“23 Let us hold fast the confession of our hope without wavering, for he who promised is faithful; 24 and let us consider how to stir up one another to love and good works, 25 not neglecting to meet together, as is the habit of some, but encouraging one another, and all the more as you see the Day drawing near,” (Hebrews 10:23-25).
There is a certain path which leads us to God our Father in heaven. I call it so because it seems with or within every step there is a connection to the next step that could help us grow in our understanding of God. Since to understand means also to know, then as we travel along this path we can expect to grow closer to God through our knowledge and understanding of Him. In the last meditation, "The Triumphs of Faith", the author of the book of Hebrews helped us to understand the definition of “faith”. Faith paralleled with acceptance is the first step on our Christian path to God. Recalling that faith means a promised certainty – or an “assurance … and a conviction of things to come,” we realize that in the word faith, God left us another message, a message of hope – “a conviction of things to come”. Since it is through one word that we are given the other, we can say that faith and hope are very closely related. What is that relationship? Is the hope which faith delivers the same kind of hope that we know in our everyday life?
When we think about how the word hope is used in our lives it becomes clear that human hope is mere wishful thinking: “I hope it doesn’t rain today.” But faith is not delivering that same meaning of hope to us. Hope in relation to faith is based on the certainty that God will do exactly what He said He would do and He will fulfill every promise He has made. There is no aspect of hope that is wishful in faith, it is absolute. However, hope in human terms is imperfect because we have limitations and we often fail to do what we said we would do. Divine hope or supernatural hope as written by the author to the Hebrews on the other hand, is about a “hope beyond human hope” because it points to God who is utterly reliable and true to His word and who is all-powerful to fulfill all that He has promised.
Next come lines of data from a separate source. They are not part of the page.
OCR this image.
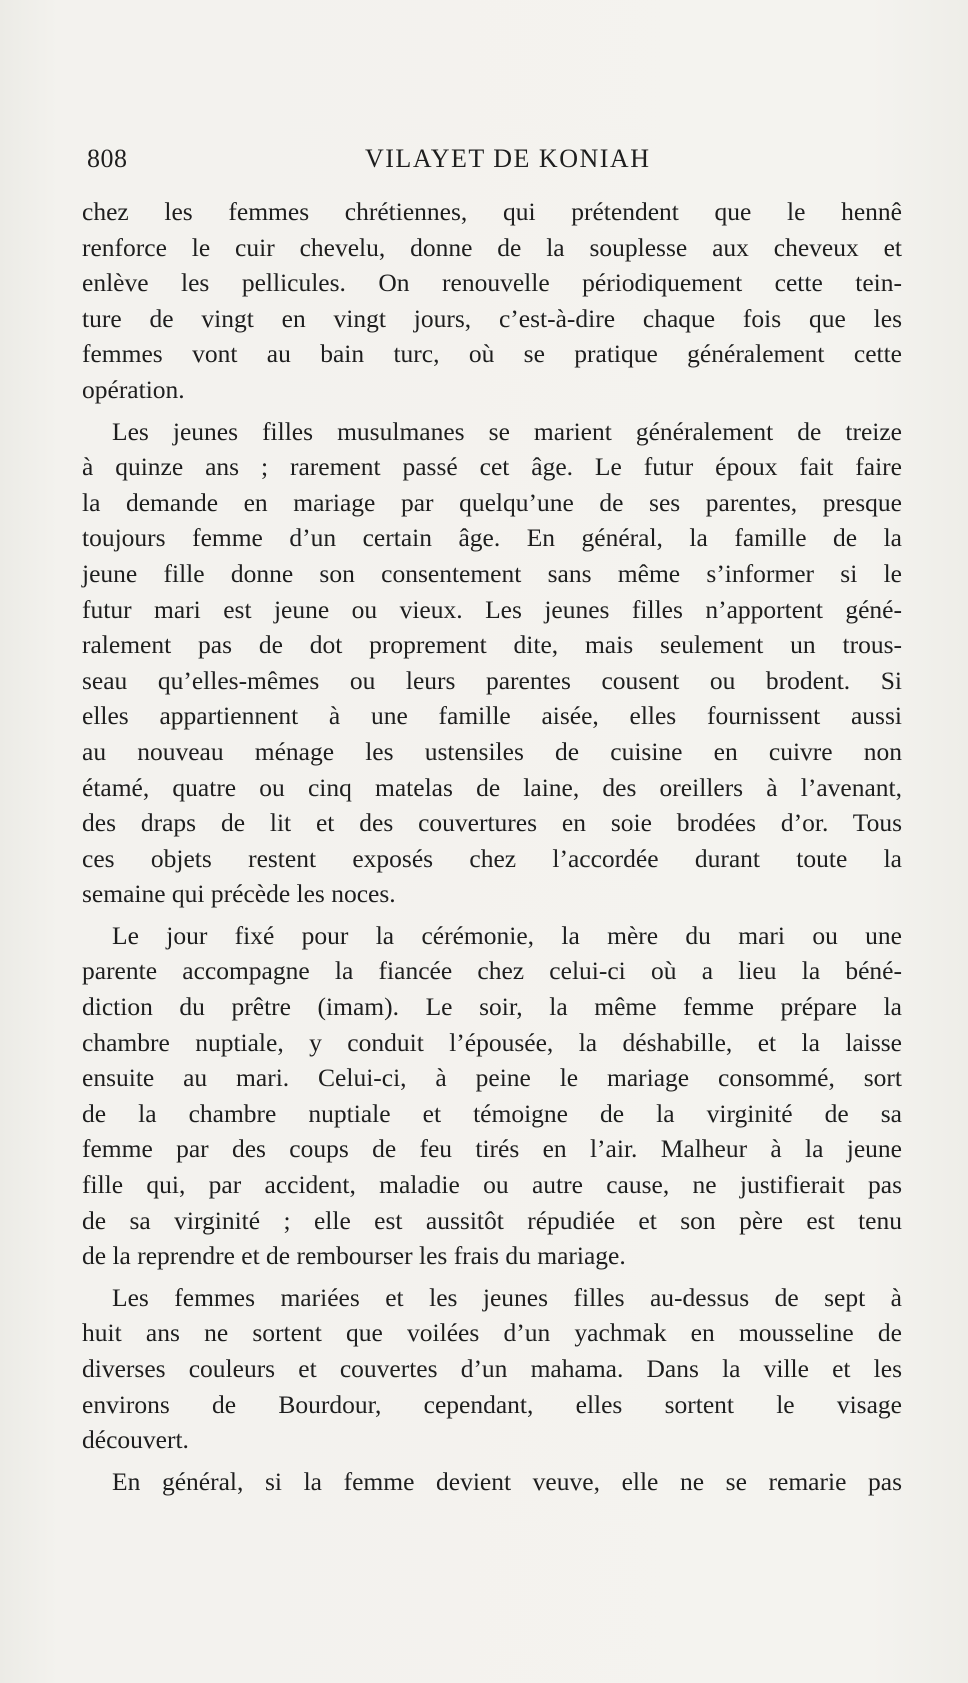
808	VILAYET DE KONIAH
chez les femmes chrétiennes, qui prétendent que le hennê
renforce le cuir chevelu, donne de la souplesse aux cheveux et
enlève les pellicules. On renouvelle périodiquement cette tein-
ture de vingt en vingt jours, c’est-à-dire chaque fois que les
femmes vont au bain turc, où se pratique généralement cette
opération.
Les jeunes filles musulmanes se marient généralement de treize
à quinze ans ; rarement passé cet âge. Le futur époux fait faire
la demande en mariage par quelqu’une de ses parentes, presque
toujours femme d’un certain âge. En général, la famille de la
jeune fille donne son consentement sans même s’informer si le
futur mari est jeune ou vieux. Les jeunes filles n’apportent géné-
ralement pas de dot proprement dite, mais seulement un trous-
seau qu’elles-mêmes ou leurs parentes cousent ou brodent. Si
elles appartiennent à une famille aisée, elles fournissent aussi
au nouveau ménage les ustensiles de cuisine en cuivre non
étamé, quatre ou cinq matelas de laine, des oreillers à l’avenant,
des draps de lit et des couvertures en soie brodées d’or. Tous
ces objets restent exposés chez l’accordée durant toute la
semaine qui précède les noces.
Le jour fixé pour la cérémonie, la mère du mari ou une
parente accompagne la fiancée chez celui-ci où a lieu la béné-
diction du prêtre (imam). Le soir, la même femme prépare la
chambre nuptiale, y conduit l’épousée, la déshabille, et la laisse
ensuite au mari. Celui-ci, à peine le mariage consommé, sort
de la chambre nuptiale et témoigne de la virginité de sa
femme par des coups de feu tirés en l’air. Malheur à la jeune
fille qui, par accident, maladie ou autre cause, ne justifierait pas
de sa virginité ; elle est aussitôt répudiée et son père est tenu
de la reprendre et de rembourser les frais du mariage.
Les femmes mariées et les jeunes filles au-dessus de sept à
huit ans ne sortent que voilées d’un yachmak en mousseline de
diverses couleurs et couvertes d’un mahama. Dans la ville et les
environs de Bourdour, cependant, elles sortent le visage
découvert.
En général, si la femme devient veuve, elle ne se remarie pas
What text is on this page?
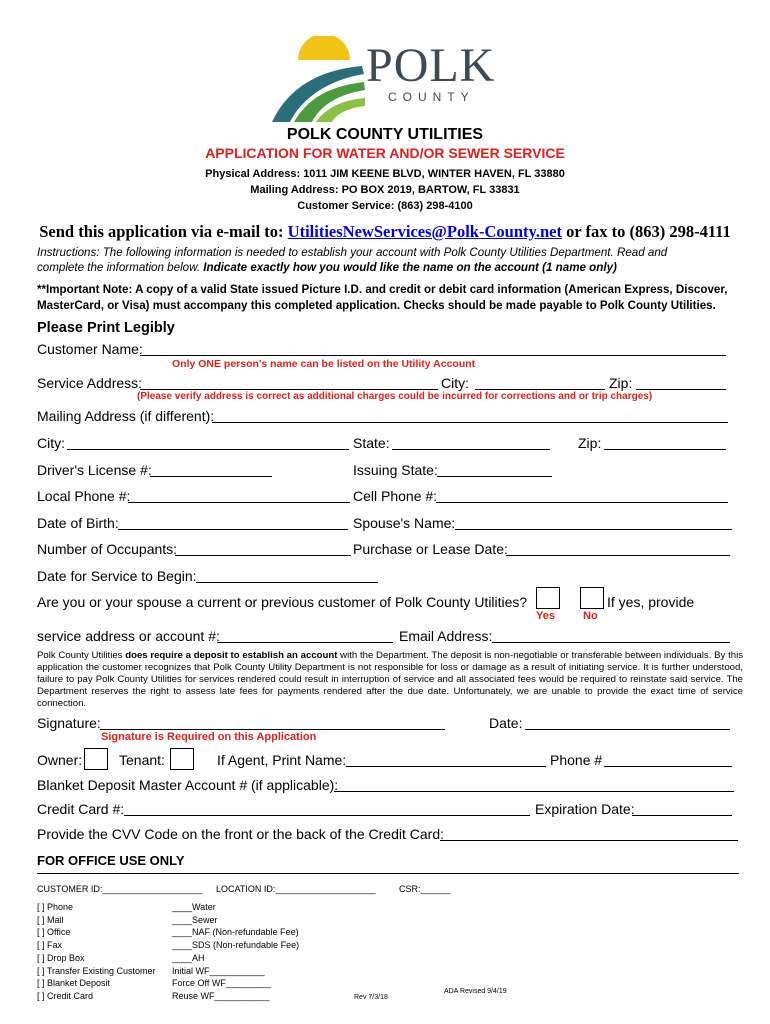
POLK
COUNTY
POLK COUNTY UTILITIES
APPLICATION FOR WATER AND/OR SEWER SERVICE
Physical Address: 1011 JIM KEENE BLVD, WINTER HAVEN, FL 33880
Mailing Address: PO BOX 2019, BARTOW, FL 33831
Customer Service: (863) 298-4100
Send this application via e-mail to: UtilitiesNewServices@Polk-County.net or fax to (863) 298-4111
Instructions: The following information is needed to establish your account with Polk County Utilities Department. Read and complete the information below. Indicate exactly how you would like the name on the account (1 name only)
**Important Note: A copy of a valid State issued Picture I.D. and credit or debit card information (American Express, Discover, MasterCard, or Visa) must accompany this completed application. Checks should be made payable to Polk County Utilities.
Please Print Legibly
Customer Name:
Only ONE person's name can be listed on the Utility Account
Service Address:	City:	Zip:
(Please verify address is correct as additional charges could be incurred for corrections and or trip charges)
Mailing Address (if different):
City:	State:	Zip:
Driver's License #:	Issuing State:
Local Phone #:	Cell Phone #:
Date of Birth:	Spouse's Name:
Number of Occupants:	Purchase or Lease Date:
Date for Service to Begin:
Are you or your spouse a current or previous customer of Polk County Utilities?	If yes, provide
Yes	No
service address or account #:	Email Address:
Polk County Utilities does require a deposit to establish an account with the Department. The deposit is non-negotiable or transferable between individuals. By this application the customer recognizes that Polk County Utility Department is not responsible for loss or damage as a result of initiating service. It is further understood, failure to pay Polk County Utilities for services rendered could result in interruption of service and all associated fees would be required to reinstate said service. The Department reserves the right to assess late fees for payments rendered after the due date. Unfortunately, we are unable to provide the exact time of service connection.
Signature:	Date:
Signature is Required on this Application
Owner:	Tenant:	If Agent, Print Name:	Phone #
Blanket Deposit Master Account # (if applicable):
Credit Card #:	Expiration Date:
Provide the CVV Code on the front or the back of the Credit Card:
FOR OFFICE USE ONLY
CUSTOMER ID:____________________ LOCATION ID:____________________	CSR:______
[ ] Phone
[ ] Mail
[ ] Office
[ ] Fax
[ ] Drop Box
[ ] Transfer Existing Customer
[ ] Blanket Deposit
[ ] Credit Card
____Water
____Sewer
____NAF (Non-refundable Fee)
____SDS (Non-refundable Fee)
____AH
Initial WF___________
Force Off WF_________
Reuse WF___________	Rev 7/3/18
ADA Revised 9/4/19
In the Gospel of Mathew, chapter 9, there are recordings of the many miracles that Jesus performed when He came back to His home town. One particular event tells about the faith of two blind men who had heard of Jesus long ago but was never able to be near Him. This time He was walking by them after having brought a woman’s little girl back to life. When He walked by them they called out, “…have mercy on us, Son of David!" When the two men came to Jesus He asked them, "Do you believe that I am able to do this?" "Yes, Lord," they replied. Then He touched their eyes and said, "According to your faith will it be done to you"; and their sight was restored,” (Mathew 9:27-30). It would be ironic for us to ask if faith is blind in this situation, though we know the usage of the word “blind” is different in these two cases. Still, however, we clearly see from this example that faith is not blind in these men it is absolute and it is the hope which the Holy Spirit gives them that enables them to have this sure faith.
As these men’s faiths were tested so too shall our faith be tested throughout life. For some of us it seems that it is tested again and again for reasons only God knows. However, having hope in our hearts enables us to persevere when our faith is put to the test. In some of these trials we experience setbacks, difficulties, and failures, but God will triumph through it all and accomplish His purpose for us anyhow. That is why God gives us the gift of hope which “the Holy Spirit pours into our heart” to strengthen our faith and endurance to persevere to the end without wavering (Romans 5:3-5).